NHS performing well... but future is risky
28 November 2012
The NHS is entering a period of significant risk which could jeopardise progress made over the past decade, according to an assessment of the coalition government's health policies by The King's Fund.
The NHS Confederation has called the analysis "fair and reasonable".
The think tank said that NHS performance was continuing to hold up well but as unprecedented financial pressures start to bite, cracks are beginning to appear, with accident and emergency waits rising and more hospitals in financial difficulty. Because of major organisational changes and the loss of experienced managers, the service is in a precarious position.
The King's Fund said that many of the problems had been in existence since 1997, ie when the last Labour government came to power, so were not of the coalition's making. These include tackling health inequalities and improving patient experience.
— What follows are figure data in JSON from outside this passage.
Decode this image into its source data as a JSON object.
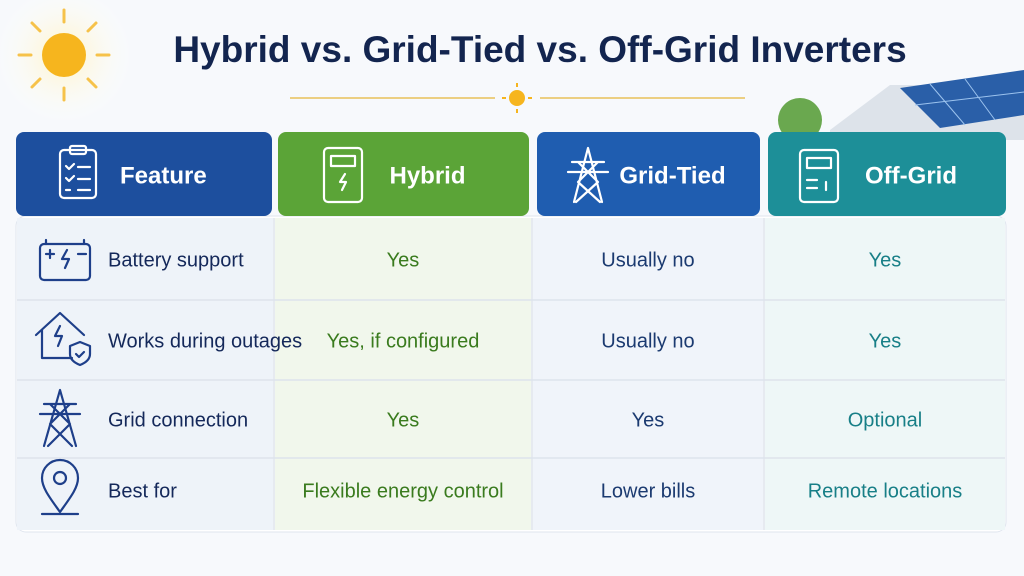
{
  "header": {
    "title": "Hybrid vs. Grid-Tied vs. Off-Grid Inverters"
  },
  "table": {
    "headers": [
      "Feature",
      "Hybrid",
      "Grid-Tied",
      "Off-Grid"
    ],
    "rows": [
      [
        "Battery support",
        "Yes",
        "Usually no",
        "Yes"
      ],
      [
        "Works during outages",
        "Yes, if configured",
        "Usually no",
        "Yes"
      ],
      [
        "Grid connection",
        "Yes",
        "Yes",
        "Optional"
      ],
      [
        "Best for",
        "Flexible energy control",
        "Lower bills",
        "Remote locations"
      ]
    ]
  }
}
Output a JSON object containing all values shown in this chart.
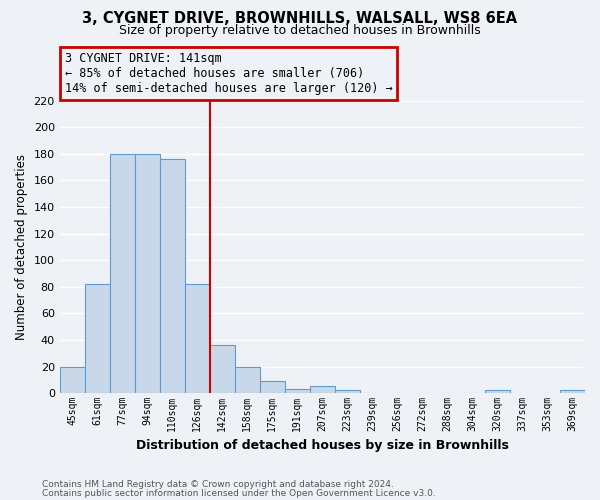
{
  "title": "3, CYGNET DRIVE, BROWNHILLS, WALSALL, WS8 6EA",
  "subtitle": "Size of property relative to detached houses in Brownhills",
  "xlabel": "Distribution of detached houses by size in Brownhills",
  "ylabel": "Number of detached properties",
  "bin_labels": [
    "45sqm",
    "61sqm",
    "77sqm",
    "94sqm",
    "110sqm",
    "126sqm",
    "142sqm",
    "158sqm",
    "175sqm",
    "191sqm",
    "207sqm",
    "223sqm",
    "239sqm",
    "256sqm",
    "272sqm",
    "288sqm",
    "304sqm",
    "320sqm",
    "337sqm",
    "353sqm",
    "369sqm"
  ],
  "bar_heights": [
    20,
    82,
    180,
    180,
    176,
    82,
    36,
    20,
    9,
    3,
    5,
    2,
    0,
    0,
    0,
    0,
    0,
    2,
    0,
    0,
    2
  ],
  "bar_color": "#c8d8e8",
  "bar_edge_color": "#5b9bd5",
  "vline_color": "#cc0000",
  "ylim_max": 220,
  "yticks": [
    0,
    20,
    40,
    60,
    80,
    100,
    120,
    140,
    160,
    180,
    200,
    220
  ],
  "annotation_title": "3 CYGNET DRIVE: 141sqm",
  "annotation_line1": "← 85% of detached houses are smaller (706)",
  "annotation_line2": "14% of semi-detached houses are larger (120) →",
  "footnote1": "Contains HM Land Registry data © Crown copyright and database right 2024.",
  "footnote2": "Contains public sector information licensed under the Open Government Licence v3.0.",
  "bg_color": "#eef2f7",
  "grid_color": "white",
  "vline_bin_index": 6
}
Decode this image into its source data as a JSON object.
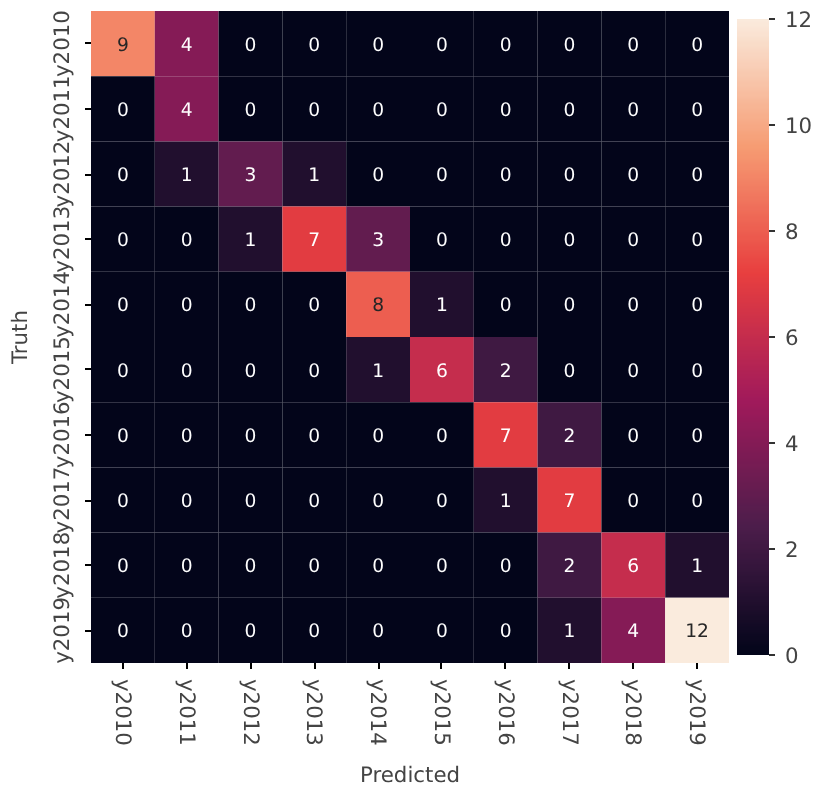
{
  "chart_data": {
    "type": "heatmap",
    "xlabel": "Predicted",
    "ylabel": "Truth",
    "categories": [
      "y2010",
      "y2011",
      "y2012",
      "y2013",
      "y2014",
      "y2015",
      "y2016",
      "y2017",
      "y2018",
      "y2019"
    ],
    "y_categories": [
      "y2010",
      "y2011",
      "y2012",
      "y2013",
      "y2014",
      "y2015",
      "y2016",
      "y2017",
      "y2018",
      "y2019"
    ],
    "cells": [
      [
        9,
        4,
        0,
        0,
        0,
        0,
        0,
        0,
        0,
        0
      ],
      [
        0,
        4,
        0,
        0,
        0,
        0,
        0,
        0,
        0,
        0
      ],
      [
        0,
        1,
        3,
        1,
        0,
        0,
        0,
        0,
        0,
        0
      ],
      [
        0,
        0,
        1,
        7,
        3,
        0,
        0,
        0,
        0,
        0
      ],
      [
        0,
        0,
        0,
        0,
        8,
        1,
        0,
        0,
        0,
        0
      ],
      [
        0,
        0,
        0,
        0,
        1,
        6,
        2,
        0,
        0,
        0
      ],
      [
        0,
        0,
        0,
        0,
        0,
        0,
        7,
        2,
        0,
        0
      ],
      [
        0,
        0,
        0,
        0,
        0,
        0,
        1,
        7,
        0,
        0
      ],
      [
        0,
        0,
        0,
        0,
        0,
        0,
        0,
        2,
        6,
        1
      ],
      [
        0,
        0,
        0,
        0,
        0,
        0,
        0,
        1,
        4,
        12
      ]
    ],
    "clim": [
      0,
      12
    ],
    "cticks": [
      0,
      2,
      4,
      6,
      8,
      10,
      12
    ],
    "data_labels": true
  }
}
However, it is too early to judge the impact of the coalition's policies in these areas.
The think tank listed many improvements since the 2010 general election, including MRSA rates falling by 42 per cent and C difficile rates by 55 per cent, breaches relating to mixed sex wards falling by over 96 per cent, and more than £10bn of efficiency savings made through the QIPP (quality, innovation, productivity and prevention) scheme.
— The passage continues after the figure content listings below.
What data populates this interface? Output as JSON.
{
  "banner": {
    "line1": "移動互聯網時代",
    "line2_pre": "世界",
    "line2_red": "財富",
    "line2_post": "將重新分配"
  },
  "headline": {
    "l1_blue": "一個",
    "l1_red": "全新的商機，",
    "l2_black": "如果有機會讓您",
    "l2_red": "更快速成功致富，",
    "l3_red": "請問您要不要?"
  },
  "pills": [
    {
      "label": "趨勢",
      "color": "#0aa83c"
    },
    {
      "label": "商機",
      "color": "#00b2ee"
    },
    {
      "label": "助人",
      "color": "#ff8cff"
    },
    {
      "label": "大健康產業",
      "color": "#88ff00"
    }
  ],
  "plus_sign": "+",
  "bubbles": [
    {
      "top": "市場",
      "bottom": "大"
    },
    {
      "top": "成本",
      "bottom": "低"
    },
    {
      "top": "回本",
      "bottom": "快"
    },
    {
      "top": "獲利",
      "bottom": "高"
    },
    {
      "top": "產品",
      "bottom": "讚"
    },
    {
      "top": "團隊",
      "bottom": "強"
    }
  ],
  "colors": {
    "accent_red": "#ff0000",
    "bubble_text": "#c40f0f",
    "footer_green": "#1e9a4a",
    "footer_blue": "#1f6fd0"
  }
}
However, progress needs to be made on stopping the rise in A&E waiting times, 12 acute or ambulance trusts have been performing below par financially, and 15 foundation trusts finished 2011/12 in deficit. Also, there has been a rise in emergency admissions for people with long-term conditions and in emergency bed days among the over-65s.
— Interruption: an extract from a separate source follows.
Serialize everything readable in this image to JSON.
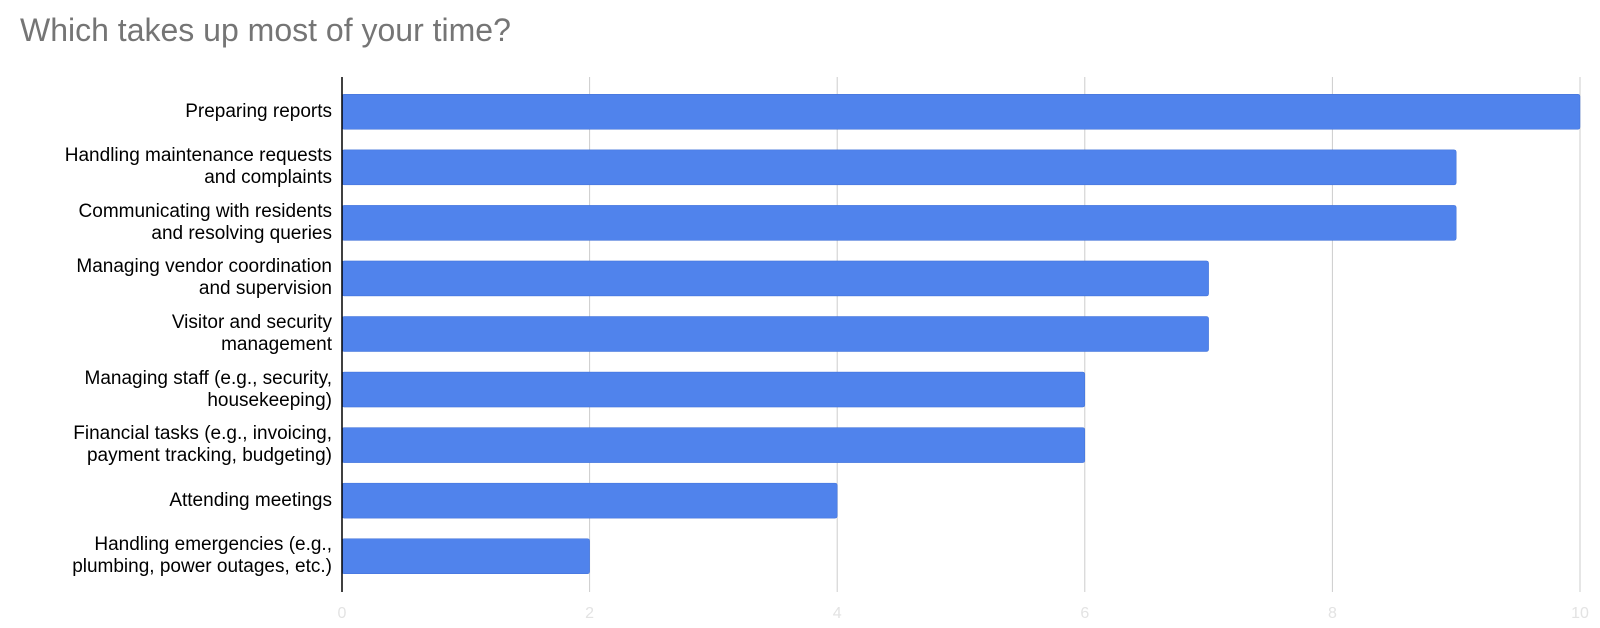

Anna Dixon, director of policy at The King's Fund, said: "The NHS is continuing to perform well but there are treacherous waters ahead. There are huge risks, particularly in ensuring that quality of care does not suffer with the further financial squeeze. The stakes for patients could not be higher, and frontline leaders will have a crucial role to play in meeting the challenges ahead."
She added: "Neither competition nor commissioning reform alone can be relied on to make the improvements needed. Fundamental change will be required to address the challenges of the future as the population ages and health needs change."
Mike Farrar, the NHS Confederation's chief executive, said the think tank had delivered a fair and reasonable report card on the NHS's performance. The health service was undergoing significant reorganisation during a period of immense financial pressure and it was important to acknowledge its successes with patients and staff.
However, he added: "It is clear that there are a number of areas where we have to do much better. In particular, we need to do much more to make sure that every patient receives dignified care every time, and maintain a strong focus on reducing emergency admissions and avoidable mortality. We cannot afford to let standards slip in these important areas."
Labour didn't issue a formal response to the report but the shadow health secretary Andy Burnham reckoned some services were starting to be rationed by the NHS.